Há pouco mais de 15 anos, eu vivi o período mais difícil da minha vida profissional quando, por determinação da matriz da empresa em que trabalhava, recebi a infeliz notícia de que a área comercial da minha unidade seria transferida para outro estado e, portanto, todos deveriam ser demitidos, exceto aqueles que concordassem em ser transferidos para outros locais, sem qualquer benefício adicional.

Em menos de três meses, fui obrigado a desmobilizar quase todos os membros da equipe que eu havia dado um duro danado para formar e consolidar. Éramos praticamente uma “família” que se desmantelou da noite para o dia. Nem a minha própria demissão, quatro anos depois, me custou tanto.

Demitir é um desafio – afinal, não conheço ninguém que tenha sido treinado para isso. Mas o fato é que, em cargos de liderança, não há como escapar dessa difícil tarefa, cuja responsabilidade não pode ser transferida.

Como líder da equipe, você é o único responsável pelos profissionais que a compõem, do início ao fim do ciclo. Contudo, não é um “bicho de sete cabeças” se você agir como um líder de fato, orientando, cobrando e respeitando as pessoas durante o tempo em que estiver com elas.

Dessa forma, compartilho aqui algumas lições que me foram extremamente úteis nesse sentido e espero que também sejam para você, quando precisar.

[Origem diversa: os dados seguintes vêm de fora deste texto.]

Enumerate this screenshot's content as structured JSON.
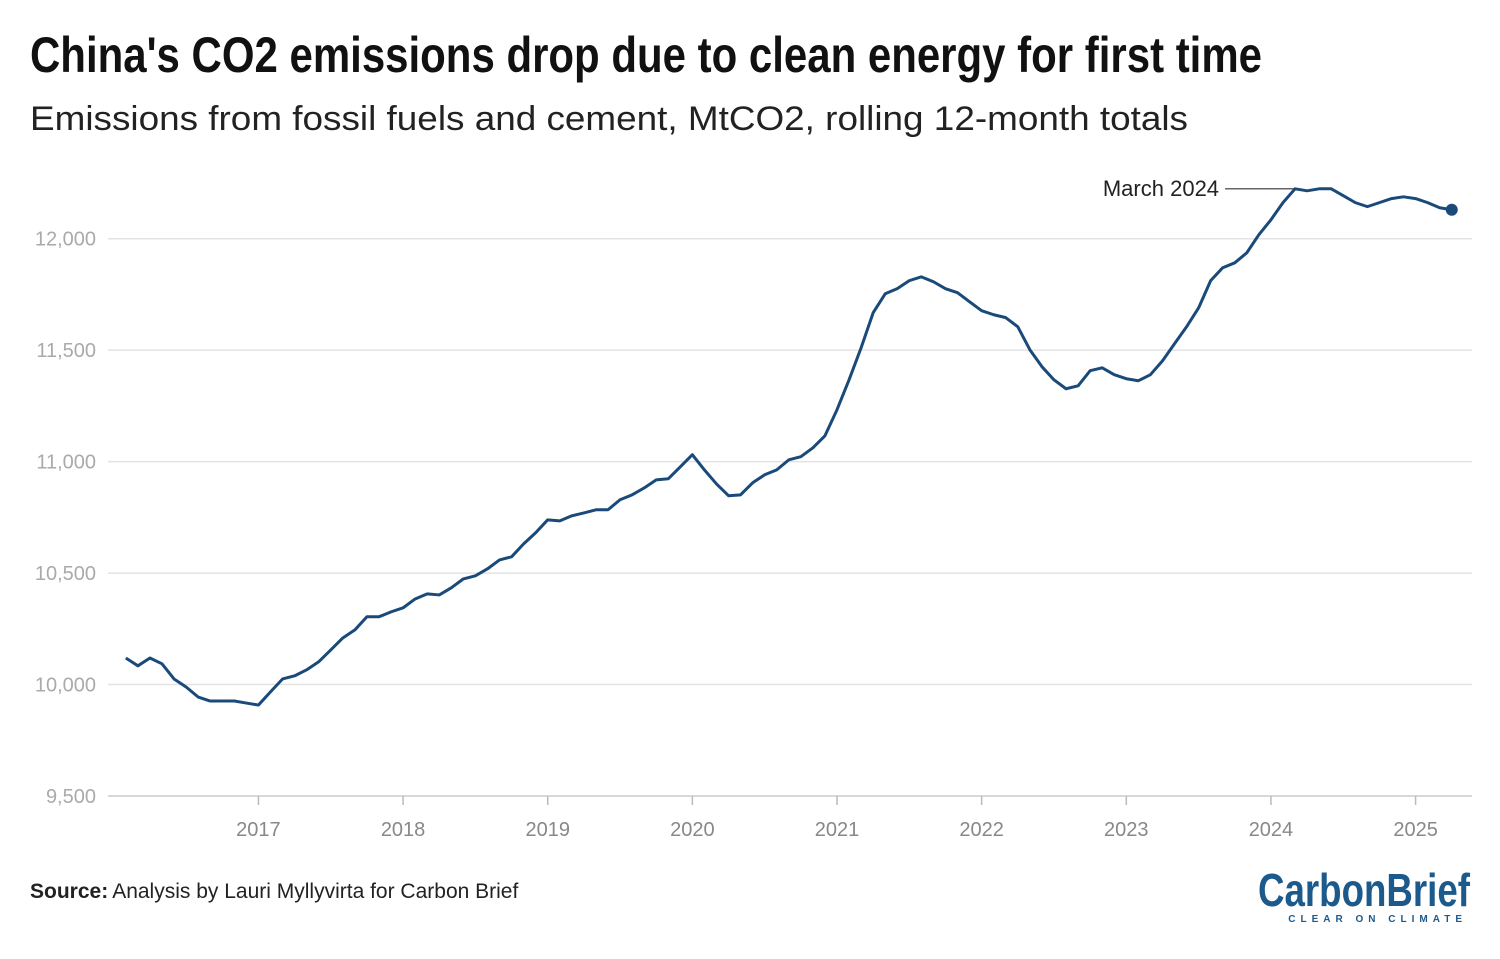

  1. Pare de enrolar: Se a decisão está tomada, não tem essa de ficar esperando mais tempo para ver se a pessoa melhora; se já houve um feedback realista e você concedeu uma, duas ou três oportunidades, no máximo, além de ter discutido internamente, esperar mais do que necessário para desligar alguém significa prorrogar o sofrimento de ambos os lados.

  1. Assuma a responsabilidade: Se você participou do processo de seleção, treinou o profissional, deu a ele oportunidades de melhoria e, mesmo assim, ele não conseguiu se desenvolver, nada de empurrar a missão para o RH. Como líder, você é o principal responsável pela demissão. Se necessário, solicite a participação de um profissional de RH, mas não transfira a responsabilidade – isso vai ajudá-lo a fortalecer o espírito de liderança.

  1. Ajuste os preparativos: Reúna os dados, alinhe com o RH, defina os detalhes e ajuste o que for necessário: comissões, horas extras pendentes, extensão de benefícios, carta de demissão, coleta de material de apoio – política comercial, tabela de preços, notebook, veículo etc. –, além do bloqueio de acesso aos sistemas. Mantenha sigilo até o dia da demissão.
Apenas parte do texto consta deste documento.